The Sinking of the R.M.S. Leinster
 

People on board

Norman Mellor

MELLOR, Norman

Norman Mellor was born in Halifax, Yorkshire in late 1897 to Eli Exley Mellor and Emily Jane Jeakins, the younger of their two children, both sons. Eli Mellor was a Draper with his own business in Trinity Place, Halifax in 1891 and in Clare Road in 1901. In the 1911 census he was with his brother, also a Draper, and his family while Emily was with Norman in Silver Street. The older boy, Alfred Exley, then aged twenty-one may have already gone abroad, as a local history says that he died in Java in 1912 of fever.

Norman attended Bradford Grammar School and joined the Officer Training Corps in 1915. He was commissioned in The Duke of Wellington’s (West Riding Regiment) and subsequently transferred to the Royal Flying Corps. His records have not been found but the local history says that he served as a Lieutenant and was temporarily blinded in an air battle. He became an Instructor in the newly formed Royal Air Force and there were several RAF training camps in Ireland by 1918.

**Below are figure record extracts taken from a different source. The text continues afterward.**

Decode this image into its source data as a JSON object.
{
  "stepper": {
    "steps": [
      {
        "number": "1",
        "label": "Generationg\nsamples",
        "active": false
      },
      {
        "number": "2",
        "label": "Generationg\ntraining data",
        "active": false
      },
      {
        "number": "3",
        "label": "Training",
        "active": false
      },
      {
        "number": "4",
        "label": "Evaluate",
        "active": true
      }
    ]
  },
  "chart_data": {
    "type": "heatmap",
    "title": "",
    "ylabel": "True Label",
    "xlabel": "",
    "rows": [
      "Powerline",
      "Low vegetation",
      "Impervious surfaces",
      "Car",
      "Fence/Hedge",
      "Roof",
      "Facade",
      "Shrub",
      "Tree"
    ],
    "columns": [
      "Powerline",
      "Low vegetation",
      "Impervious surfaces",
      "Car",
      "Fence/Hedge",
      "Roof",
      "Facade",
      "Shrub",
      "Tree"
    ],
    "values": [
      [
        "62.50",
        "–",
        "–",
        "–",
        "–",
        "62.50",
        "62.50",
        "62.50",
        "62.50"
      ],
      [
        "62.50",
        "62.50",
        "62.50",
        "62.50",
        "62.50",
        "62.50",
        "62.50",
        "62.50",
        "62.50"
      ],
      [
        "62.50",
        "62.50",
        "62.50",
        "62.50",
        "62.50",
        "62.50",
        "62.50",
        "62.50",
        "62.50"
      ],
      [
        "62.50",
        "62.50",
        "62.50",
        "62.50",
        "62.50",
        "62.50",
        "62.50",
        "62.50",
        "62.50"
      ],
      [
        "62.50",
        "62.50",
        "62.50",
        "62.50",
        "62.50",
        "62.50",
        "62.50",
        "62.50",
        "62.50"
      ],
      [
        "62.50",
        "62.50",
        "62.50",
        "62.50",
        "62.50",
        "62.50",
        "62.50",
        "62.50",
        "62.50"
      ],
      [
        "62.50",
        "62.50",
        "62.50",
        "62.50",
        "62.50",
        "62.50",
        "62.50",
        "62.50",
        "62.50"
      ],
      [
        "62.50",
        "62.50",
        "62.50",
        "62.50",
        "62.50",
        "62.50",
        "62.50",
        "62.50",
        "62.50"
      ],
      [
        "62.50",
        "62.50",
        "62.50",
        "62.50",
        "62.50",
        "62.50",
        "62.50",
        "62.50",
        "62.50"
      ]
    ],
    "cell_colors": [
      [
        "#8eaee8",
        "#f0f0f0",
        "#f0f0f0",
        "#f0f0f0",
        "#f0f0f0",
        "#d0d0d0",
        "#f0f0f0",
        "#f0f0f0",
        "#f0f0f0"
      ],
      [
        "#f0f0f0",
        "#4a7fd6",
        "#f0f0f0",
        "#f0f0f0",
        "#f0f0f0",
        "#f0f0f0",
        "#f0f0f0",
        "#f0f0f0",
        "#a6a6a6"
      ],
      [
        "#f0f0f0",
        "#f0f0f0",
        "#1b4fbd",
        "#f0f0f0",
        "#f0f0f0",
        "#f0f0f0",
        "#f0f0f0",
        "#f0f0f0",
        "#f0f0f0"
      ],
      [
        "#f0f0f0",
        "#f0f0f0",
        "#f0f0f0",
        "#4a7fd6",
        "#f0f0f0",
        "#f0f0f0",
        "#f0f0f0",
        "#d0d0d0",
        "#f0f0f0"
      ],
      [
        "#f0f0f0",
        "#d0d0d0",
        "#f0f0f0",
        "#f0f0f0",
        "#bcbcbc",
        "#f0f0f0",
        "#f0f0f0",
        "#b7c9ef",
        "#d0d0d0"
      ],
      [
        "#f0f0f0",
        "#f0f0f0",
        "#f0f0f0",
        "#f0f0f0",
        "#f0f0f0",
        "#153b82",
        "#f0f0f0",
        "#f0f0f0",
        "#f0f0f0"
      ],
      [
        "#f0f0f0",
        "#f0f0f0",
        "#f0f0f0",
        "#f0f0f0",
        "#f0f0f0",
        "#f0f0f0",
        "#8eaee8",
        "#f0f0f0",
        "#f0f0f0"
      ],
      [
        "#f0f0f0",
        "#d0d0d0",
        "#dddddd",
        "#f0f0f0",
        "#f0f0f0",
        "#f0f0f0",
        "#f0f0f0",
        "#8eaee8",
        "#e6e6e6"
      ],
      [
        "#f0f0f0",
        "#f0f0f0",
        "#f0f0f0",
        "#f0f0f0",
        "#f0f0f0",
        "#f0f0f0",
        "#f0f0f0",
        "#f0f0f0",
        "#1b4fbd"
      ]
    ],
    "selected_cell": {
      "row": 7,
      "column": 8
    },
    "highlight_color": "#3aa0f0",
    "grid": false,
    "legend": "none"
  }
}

Presumably returning home on leave he travelled on the 10th of October on RMS Leinster. He did notsurvive the sinking but his body was recovered and returned to Halifax for burial. The Halifax Evening Courier reported on the 17th that the funeral “was of a military character, the bearers and a firing party of 20 [were] from the Barracks”. The coffin “was covered with the Union Jack, and was borne on a gun carriage, drawn by two Horses”. The interment was in All Saints Churchyard in Halifax. His name is recorded on three Halifax Memorials.